Deprecating the return of object arrays from stats.obrientransform

j-bowhay · June 27, 2024, 5:16pm

Hi all,

In the ongoing effort to convert stats functions to support the array API, we have come up against the slightly awkward stats.obrientransform. Currently, this function has the signature obrientransform(*samples), it takes an arbitrary number of samples. The issue is the return type. If all the samples are the same size then it will return a 2d array where the transformed sample is a row of the array. However, when the samples are not the same size, an object array of arrays is returned. This is problematic as the array API does not support object arrays.

Two possible (of many) deprecation strategies put forward in https://github.com/scipy/scipy/pull/21055#discussion_r1655386350 are:

Add an axis argument and warn that specifying axis is required because the default is changing from None to axis=0 to match other stats functions. Document that if the user specifies axis, the return type is a tuple rather than an array. At the end of the deprecation period, nothing needs to be removed, the return type is always a tuple, and the default axis is 0 instead of None.
Deprecate obrientransform and replace a different function.

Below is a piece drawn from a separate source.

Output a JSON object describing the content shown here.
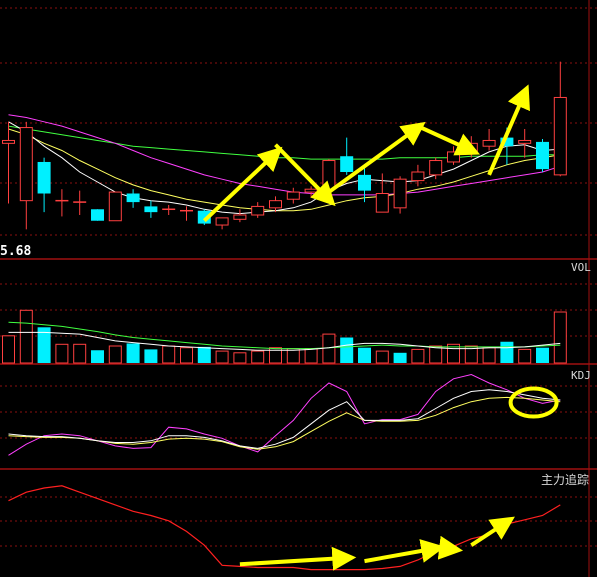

Since the function just loops over each sample there is an argument to be made that the function should only really take one sample.

To me, 1. seems marginally preferable as we would like to add an axis argument anyway; however, please do share your thoughts below.

Regards,
Jake

fancidev · June 30, 2024, 1:38pm

Are there other functions that take an axis argument and return a tuple? It seems a bit unusual to me. In addition, I’m under the impression that an axis argument usually specifies the dimension to reduce, which is not the case here. Therefore, I think Option 2 might be more suitable.